My sewing muse is a BITCH

First she disappears for like 3 years. THEN when she finally comes back and starts hinting about how spiff it’d be to wear Germans.. and I actually start sewing.. ONLY THEN does she remind me that I’ve totally forgotten how to sew fitted garments.. and although squares and straight angles are nice to sew for early periods (and look nice in online gif patterns).. they totally don’t work for fitted supportive garments (hence the reason I have boob droopage and flattenage on Mockup 1).

So although my Mockup 1 is OK.. it will need ALOT of work to get it fitted right.. AND the final pattern will have wonky curves that will look funny on my pattern gifs. So Mockup 2 is a wash. It was a good thought exercise.. but it’ll never be made into fabric. SIGH.

Stupid sewing muse. I think she wants me to sacrifice a t-shirt to make a duct-tape pattern. Hrm.. Must consider.

Mockup 2 made me consider tweaking my pattern to use 3 pieces instead of 7. It makes sense in my head. Something like this:

Initially I thought about also having the front seam curved but I’m bothered that all three of the vertical seams would be wiggly. I -feel- like at least one of them(center front) should be on the straight. It just seems wrong to be tweaking all three seams to get it to be fitted.

Add to that I’m hesitant to throw away what I already have.. I may procrastinate on the duct tape pattern and just go with tweaking my fabric mockup instead.
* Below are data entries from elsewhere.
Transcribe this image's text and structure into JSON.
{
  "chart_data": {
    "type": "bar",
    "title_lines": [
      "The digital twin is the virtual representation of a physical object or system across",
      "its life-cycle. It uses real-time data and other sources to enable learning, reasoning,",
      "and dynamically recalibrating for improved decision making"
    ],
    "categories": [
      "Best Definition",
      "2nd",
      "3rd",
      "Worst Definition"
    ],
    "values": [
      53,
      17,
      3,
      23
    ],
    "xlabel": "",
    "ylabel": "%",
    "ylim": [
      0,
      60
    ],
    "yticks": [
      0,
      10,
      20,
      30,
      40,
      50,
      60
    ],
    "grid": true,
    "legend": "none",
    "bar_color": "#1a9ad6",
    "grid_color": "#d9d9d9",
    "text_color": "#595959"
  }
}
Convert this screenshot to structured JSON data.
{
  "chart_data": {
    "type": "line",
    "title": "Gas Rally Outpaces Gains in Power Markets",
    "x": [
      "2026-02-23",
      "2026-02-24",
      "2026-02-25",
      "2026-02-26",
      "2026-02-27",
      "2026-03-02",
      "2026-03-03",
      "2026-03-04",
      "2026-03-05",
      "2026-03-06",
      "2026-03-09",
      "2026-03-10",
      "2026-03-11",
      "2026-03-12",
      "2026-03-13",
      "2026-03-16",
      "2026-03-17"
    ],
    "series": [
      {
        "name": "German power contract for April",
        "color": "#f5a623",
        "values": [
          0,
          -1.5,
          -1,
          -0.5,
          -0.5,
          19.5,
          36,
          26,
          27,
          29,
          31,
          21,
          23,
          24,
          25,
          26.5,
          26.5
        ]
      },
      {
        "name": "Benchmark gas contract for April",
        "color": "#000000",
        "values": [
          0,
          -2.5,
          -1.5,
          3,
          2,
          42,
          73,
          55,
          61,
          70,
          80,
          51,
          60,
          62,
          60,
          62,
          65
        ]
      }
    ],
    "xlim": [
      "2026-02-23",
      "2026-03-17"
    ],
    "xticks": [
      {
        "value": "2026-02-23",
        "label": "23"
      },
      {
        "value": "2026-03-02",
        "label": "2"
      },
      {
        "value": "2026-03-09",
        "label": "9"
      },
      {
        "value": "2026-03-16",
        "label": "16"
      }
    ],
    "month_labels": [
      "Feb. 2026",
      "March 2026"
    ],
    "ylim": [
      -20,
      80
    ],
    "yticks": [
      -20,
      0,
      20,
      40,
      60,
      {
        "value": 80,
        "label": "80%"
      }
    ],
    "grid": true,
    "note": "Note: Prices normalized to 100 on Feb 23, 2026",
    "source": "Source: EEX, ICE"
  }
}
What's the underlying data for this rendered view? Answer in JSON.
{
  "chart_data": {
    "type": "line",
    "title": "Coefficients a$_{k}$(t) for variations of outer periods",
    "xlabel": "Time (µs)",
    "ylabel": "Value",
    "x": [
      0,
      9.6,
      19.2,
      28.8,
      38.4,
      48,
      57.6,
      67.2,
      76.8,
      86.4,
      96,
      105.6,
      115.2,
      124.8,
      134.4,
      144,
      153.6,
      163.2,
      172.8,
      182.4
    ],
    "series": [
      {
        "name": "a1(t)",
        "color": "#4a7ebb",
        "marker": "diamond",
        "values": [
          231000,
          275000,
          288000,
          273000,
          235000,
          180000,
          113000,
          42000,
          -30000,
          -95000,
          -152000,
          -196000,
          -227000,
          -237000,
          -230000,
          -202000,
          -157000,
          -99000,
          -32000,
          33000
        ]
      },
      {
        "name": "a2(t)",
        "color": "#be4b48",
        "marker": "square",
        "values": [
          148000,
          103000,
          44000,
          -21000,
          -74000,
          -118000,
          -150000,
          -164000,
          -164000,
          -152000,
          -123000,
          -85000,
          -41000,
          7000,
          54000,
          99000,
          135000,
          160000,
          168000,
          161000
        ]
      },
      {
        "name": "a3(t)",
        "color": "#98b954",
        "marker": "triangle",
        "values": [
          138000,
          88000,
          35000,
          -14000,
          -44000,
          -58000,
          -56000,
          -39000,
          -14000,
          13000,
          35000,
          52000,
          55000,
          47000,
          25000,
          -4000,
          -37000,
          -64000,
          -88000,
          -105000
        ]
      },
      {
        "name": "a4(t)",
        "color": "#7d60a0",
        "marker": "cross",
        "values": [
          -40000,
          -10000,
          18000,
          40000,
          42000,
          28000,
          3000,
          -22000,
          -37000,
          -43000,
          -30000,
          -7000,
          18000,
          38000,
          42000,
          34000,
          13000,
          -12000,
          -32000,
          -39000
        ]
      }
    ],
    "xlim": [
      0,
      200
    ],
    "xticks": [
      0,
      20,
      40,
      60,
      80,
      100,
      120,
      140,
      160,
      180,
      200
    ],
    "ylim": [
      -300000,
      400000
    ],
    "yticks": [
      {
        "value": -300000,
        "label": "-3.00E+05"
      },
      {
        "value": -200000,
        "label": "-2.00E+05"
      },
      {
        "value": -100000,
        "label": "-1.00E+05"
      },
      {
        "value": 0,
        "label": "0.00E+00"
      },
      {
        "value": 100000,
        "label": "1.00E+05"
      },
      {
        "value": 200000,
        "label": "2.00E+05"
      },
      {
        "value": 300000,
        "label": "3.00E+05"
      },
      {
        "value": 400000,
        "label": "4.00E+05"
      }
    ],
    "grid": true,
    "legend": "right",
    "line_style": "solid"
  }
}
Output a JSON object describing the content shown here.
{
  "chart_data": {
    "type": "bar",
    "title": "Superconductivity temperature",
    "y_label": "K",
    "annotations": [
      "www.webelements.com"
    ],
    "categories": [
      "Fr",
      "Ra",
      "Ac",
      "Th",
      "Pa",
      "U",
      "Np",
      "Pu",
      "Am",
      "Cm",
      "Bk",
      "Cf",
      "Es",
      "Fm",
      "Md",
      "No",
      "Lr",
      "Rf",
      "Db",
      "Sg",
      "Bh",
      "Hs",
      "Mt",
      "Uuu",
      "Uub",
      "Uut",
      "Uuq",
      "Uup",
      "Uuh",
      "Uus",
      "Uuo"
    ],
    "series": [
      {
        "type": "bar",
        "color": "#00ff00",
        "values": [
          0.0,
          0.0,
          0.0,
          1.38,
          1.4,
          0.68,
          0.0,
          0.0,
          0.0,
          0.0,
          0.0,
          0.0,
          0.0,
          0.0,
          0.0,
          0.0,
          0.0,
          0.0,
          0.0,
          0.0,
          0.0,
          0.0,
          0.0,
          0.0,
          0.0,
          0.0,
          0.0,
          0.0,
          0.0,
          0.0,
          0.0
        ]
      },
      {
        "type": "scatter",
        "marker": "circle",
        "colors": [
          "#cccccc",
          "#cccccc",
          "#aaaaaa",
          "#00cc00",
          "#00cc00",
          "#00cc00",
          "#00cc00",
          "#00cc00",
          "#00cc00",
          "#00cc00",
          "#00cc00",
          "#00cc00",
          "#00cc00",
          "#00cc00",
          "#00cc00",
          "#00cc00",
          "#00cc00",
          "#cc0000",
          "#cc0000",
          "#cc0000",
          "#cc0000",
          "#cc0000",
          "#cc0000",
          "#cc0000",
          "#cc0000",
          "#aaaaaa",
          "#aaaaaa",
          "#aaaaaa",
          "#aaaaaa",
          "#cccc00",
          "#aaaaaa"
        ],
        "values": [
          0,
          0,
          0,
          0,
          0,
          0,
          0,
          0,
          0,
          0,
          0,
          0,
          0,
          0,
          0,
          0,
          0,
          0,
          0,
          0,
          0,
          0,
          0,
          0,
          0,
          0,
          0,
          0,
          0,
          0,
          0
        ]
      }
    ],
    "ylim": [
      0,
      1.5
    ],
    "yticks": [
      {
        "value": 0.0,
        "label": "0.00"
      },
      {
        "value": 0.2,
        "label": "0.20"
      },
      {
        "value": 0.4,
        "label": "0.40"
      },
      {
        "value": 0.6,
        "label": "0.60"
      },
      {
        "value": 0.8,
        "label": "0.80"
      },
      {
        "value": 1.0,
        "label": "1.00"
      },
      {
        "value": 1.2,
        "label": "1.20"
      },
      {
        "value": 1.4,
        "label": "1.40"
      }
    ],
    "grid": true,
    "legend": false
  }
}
Current tweaks in the works:
– Change it to use a side-seam instead of side-back
– Combine side-front and front pieces to get a 3 piece pattern instead of a 7 piece pattern
– Add 1-2 inches at the sides and use that to snork it up to get it to be fitted (Snorking involves pinning, looking in a mirror, pinning some more, then even-ing it out). I want fitted but not really tight. From my experiences with the fitted yellow cote, I just need it to be tight enough under the boobs to keep the boobs elevated.. after that the fitting is all shaping.

Originally I cut the sleeve caps as separate pieces because it allowed to have a very crisp square at the back neckline. Combining these pieces loses that crispness.. I think I’ll have to fiddle with it alot by hand to get it to be as crisp. But combining them does have the bonus of eliminating a couple of extra, unneeded seams.